Sono nati perlopiù tra la fine degli anni ’80 e l’inizio degli anni ’90 i tredici artisti che fanno parte della collettiva in mostra nello spazio Conceptual fine Arts nel cuore di Milano. Un’occasione importante per misurare tramite i lavori degli autori la fisionomia della scena contemporanea milanese e internazionale

Nata nel 2019 come spazio espositivo della piattaforma online CfA, CfAlive è una residenza per gallerie straniere (la prima in Italia nel suo genere) con una doppia vocazione; da una parte vuole presentare le più interessanti gallerie emergenti estere a Milano e dall'altra creare un network tra la comunità artistica milanese e gli spazi internazionali, è dal 2013 che CfA si è impegnata nella pubblicazione di testi critici per approfondire il lavoro degli autori del presente e le loro relazioni con le generazioni precedenti.

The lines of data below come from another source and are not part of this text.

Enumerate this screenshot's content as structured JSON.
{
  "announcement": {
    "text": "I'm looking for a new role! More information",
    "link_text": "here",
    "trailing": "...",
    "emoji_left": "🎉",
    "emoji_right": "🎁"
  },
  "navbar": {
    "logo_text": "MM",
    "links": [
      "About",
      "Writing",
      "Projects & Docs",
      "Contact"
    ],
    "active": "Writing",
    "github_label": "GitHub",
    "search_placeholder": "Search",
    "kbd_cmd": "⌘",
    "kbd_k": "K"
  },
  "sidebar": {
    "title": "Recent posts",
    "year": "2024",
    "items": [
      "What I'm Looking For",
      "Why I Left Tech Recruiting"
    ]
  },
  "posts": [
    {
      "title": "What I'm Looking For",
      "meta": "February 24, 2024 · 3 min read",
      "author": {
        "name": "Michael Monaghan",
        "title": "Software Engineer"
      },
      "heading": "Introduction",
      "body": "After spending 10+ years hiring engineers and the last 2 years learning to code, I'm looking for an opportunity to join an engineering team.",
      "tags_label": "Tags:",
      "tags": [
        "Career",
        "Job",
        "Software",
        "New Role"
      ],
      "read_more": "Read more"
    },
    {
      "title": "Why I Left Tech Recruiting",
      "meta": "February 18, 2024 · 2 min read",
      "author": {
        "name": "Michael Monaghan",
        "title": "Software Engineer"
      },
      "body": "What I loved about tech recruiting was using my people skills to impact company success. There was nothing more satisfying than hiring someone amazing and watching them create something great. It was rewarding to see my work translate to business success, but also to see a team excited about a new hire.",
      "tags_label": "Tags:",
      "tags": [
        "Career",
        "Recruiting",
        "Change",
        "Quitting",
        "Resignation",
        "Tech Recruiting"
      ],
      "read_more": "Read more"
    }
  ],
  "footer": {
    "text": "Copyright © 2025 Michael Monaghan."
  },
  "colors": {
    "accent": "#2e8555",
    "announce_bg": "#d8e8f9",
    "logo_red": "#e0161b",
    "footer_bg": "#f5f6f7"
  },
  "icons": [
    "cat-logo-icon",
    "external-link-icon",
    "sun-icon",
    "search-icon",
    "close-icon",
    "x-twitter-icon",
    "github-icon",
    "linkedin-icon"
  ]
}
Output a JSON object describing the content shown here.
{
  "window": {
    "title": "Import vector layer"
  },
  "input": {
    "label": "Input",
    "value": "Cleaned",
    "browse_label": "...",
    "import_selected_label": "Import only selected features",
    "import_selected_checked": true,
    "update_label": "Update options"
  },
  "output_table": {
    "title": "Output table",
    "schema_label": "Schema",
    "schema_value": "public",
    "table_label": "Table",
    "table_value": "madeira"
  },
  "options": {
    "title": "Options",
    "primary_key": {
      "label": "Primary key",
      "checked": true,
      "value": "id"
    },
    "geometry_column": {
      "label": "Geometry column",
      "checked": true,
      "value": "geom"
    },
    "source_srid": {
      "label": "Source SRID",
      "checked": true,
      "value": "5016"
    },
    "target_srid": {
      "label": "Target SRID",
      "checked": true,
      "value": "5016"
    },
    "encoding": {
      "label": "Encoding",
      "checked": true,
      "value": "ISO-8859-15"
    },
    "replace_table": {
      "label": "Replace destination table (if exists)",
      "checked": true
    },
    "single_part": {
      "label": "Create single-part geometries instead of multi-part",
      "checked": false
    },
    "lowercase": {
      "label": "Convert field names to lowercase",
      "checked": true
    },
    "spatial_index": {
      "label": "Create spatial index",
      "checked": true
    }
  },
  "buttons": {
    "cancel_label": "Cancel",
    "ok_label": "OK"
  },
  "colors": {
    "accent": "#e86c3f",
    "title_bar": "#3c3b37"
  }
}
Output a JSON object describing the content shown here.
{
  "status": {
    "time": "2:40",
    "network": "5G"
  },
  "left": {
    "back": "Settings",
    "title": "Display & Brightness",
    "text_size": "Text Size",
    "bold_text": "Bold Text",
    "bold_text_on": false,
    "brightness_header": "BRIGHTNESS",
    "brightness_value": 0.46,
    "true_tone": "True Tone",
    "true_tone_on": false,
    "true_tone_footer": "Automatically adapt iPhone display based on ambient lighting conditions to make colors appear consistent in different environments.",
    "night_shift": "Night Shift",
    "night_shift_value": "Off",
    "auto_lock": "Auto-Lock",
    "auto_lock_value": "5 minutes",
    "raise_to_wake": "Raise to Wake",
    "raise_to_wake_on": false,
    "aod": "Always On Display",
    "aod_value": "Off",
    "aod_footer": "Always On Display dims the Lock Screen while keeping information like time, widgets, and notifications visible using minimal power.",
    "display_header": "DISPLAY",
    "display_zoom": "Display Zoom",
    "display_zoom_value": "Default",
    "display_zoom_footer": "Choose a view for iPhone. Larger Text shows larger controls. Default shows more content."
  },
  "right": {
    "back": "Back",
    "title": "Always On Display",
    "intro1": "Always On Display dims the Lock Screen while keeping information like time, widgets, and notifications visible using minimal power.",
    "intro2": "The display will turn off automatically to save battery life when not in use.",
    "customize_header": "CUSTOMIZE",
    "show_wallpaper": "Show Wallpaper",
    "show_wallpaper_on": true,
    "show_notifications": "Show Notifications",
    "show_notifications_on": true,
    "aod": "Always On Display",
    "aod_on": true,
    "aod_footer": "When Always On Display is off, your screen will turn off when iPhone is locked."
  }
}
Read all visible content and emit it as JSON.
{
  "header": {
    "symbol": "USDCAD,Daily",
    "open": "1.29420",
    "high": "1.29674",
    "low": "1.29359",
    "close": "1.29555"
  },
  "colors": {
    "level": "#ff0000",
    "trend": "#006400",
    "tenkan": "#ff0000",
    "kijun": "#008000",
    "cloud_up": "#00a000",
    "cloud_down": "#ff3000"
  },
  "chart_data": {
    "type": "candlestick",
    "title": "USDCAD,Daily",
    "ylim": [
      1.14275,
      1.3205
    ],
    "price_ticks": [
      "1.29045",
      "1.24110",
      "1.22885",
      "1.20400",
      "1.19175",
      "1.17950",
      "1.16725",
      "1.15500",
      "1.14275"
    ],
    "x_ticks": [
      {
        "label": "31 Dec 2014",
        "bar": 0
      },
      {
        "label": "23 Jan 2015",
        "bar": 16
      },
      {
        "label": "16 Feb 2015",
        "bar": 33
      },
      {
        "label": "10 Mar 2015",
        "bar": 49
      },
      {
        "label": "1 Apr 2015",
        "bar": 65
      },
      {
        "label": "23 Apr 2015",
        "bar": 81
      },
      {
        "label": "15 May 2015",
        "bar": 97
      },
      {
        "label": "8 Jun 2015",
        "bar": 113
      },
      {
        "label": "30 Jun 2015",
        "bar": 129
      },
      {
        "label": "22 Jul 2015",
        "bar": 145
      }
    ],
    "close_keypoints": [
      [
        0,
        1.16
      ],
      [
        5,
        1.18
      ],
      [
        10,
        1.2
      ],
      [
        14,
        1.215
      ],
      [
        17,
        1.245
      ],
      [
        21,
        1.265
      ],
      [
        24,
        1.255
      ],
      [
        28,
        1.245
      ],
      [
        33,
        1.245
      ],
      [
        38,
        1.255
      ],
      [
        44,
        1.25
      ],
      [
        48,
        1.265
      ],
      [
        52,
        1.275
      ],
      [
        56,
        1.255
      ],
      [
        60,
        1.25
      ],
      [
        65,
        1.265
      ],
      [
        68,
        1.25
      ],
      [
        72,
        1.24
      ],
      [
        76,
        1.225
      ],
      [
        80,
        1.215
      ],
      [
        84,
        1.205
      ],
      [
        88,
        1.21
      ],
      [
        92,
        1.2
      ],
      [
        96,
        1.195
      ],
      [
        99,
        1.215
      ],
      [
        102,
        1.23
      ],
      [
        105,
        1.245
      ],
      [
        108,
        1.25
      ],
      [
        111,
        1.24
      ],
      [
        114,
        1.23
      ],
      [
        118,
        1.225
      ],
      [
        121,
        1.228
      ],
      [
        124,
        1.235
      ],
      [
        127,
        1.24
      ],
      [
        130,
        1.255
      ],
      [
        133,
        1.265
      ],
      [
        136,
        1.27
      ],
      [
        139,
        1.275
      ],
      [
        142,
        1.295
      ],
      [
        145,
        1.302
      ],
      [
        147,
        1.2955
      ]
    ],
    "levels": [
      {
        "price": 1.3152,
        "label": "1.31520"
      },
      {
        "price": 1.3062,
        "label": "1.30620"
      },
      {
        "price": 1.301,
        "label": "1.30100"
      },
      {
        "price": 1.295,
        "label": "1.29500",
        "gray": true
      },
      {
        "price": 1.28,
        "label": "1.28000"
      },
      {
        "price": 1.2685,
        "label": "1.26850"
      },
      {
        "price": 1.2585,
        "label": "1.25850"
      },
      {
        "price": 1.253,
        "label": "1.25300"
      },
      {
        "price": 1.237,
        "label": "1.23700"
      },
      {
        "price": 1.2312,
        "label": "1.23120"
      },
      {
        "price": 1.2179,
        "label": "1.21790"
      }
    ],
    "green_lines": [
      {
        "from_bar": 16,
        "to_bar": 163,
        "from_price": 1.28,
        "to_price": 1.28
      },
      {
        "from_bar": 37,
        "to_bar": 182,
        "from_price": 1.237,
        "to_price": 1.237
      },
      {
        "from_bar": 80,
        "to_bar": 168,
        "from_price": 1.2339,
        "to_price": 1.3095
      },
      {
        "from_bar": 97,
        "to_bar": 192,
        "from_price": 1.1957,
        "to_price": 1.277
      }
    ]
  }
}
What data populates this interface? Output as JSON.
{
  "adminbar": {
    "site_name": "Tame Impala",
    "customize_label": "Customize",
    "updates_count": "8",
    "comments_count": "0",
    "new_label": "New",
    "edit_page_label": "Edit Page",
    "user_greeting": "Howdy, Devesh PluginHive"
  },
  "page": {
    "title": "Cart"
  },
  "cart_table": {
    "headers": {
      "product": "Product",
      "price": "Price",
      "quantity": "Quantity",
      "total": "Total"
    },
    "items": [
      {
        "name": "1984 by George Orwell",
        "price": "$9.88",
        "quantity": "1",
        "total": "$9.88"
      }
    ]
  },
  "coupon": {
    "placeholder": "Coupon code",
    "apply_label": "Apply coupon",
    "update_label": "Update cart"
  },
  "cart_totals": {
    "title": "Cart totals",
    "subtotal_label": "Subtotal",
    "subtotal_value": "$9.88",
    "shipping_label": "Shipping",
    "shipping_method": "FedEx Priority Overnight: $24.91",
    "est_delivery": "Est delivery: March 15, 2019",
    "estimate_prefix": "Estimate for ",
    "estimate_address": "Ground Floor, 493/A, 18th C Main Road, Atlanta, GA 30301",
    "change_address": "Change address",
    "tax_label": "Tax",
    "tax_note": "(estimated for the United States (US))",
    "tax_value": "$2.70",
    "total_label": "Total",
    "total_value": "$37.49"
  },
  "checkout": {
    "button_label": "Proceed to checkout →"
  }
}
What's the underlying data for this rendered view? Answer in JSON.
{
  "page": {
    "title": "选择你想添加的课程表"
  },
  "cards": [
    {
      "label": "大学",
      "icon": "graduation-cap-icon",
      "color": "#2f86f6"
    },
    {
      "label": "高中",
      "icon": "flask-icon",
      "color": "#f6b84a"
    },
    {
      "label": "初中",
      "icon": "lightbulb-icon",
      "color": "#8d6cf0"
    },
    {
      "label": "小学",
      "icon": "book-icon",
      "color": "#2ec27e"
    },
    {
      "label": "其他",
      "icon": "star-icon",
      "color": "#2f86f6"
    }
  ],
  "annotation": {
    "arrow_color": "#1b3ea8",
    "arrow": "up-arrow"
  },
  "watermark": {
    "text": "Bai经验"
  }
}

È proprio in quest’ambito del progetto CfAlive che ha inaugurato lo scorso 16 dicembre la mostra intitolata 45°28′01″N 9°11′24″E, con opere di Alessandro Agudio, Alessandro Carano, Anna Franceschini, Dario Guccio, Francesco Joao, Lorenza Longhi, Beatrice Marchi, Emanuele Marcuccio, Daniele Milvio, Margherita Raso, Andrea Romano, Giangiacomo Rossetti, Davide Stucchi.

Le coordinate, è pur facile intuirlo se si conosce il lavoro e appunto lo spirito di CfA, sono quelle di Milano città che ha messo in relazione una generazione di artisti, nati tra il 1979 e il 1991, e che rappresenta per la maggior parte di loro il proprio domicilio e la città dov’è avvenuta la loro formazione. La maggior parte degli artisti in mostra hanno frequentato l’Accademia di Belle Arti di Brera e, come già accaduto alla generazione precedente il loro percorso formativo è stato segnato dalle lezioni dell’artista Alberto Garutti, che ha creato un solco riconoscibilissimo nelle pratiche e nelle forme degli artisti in mostra.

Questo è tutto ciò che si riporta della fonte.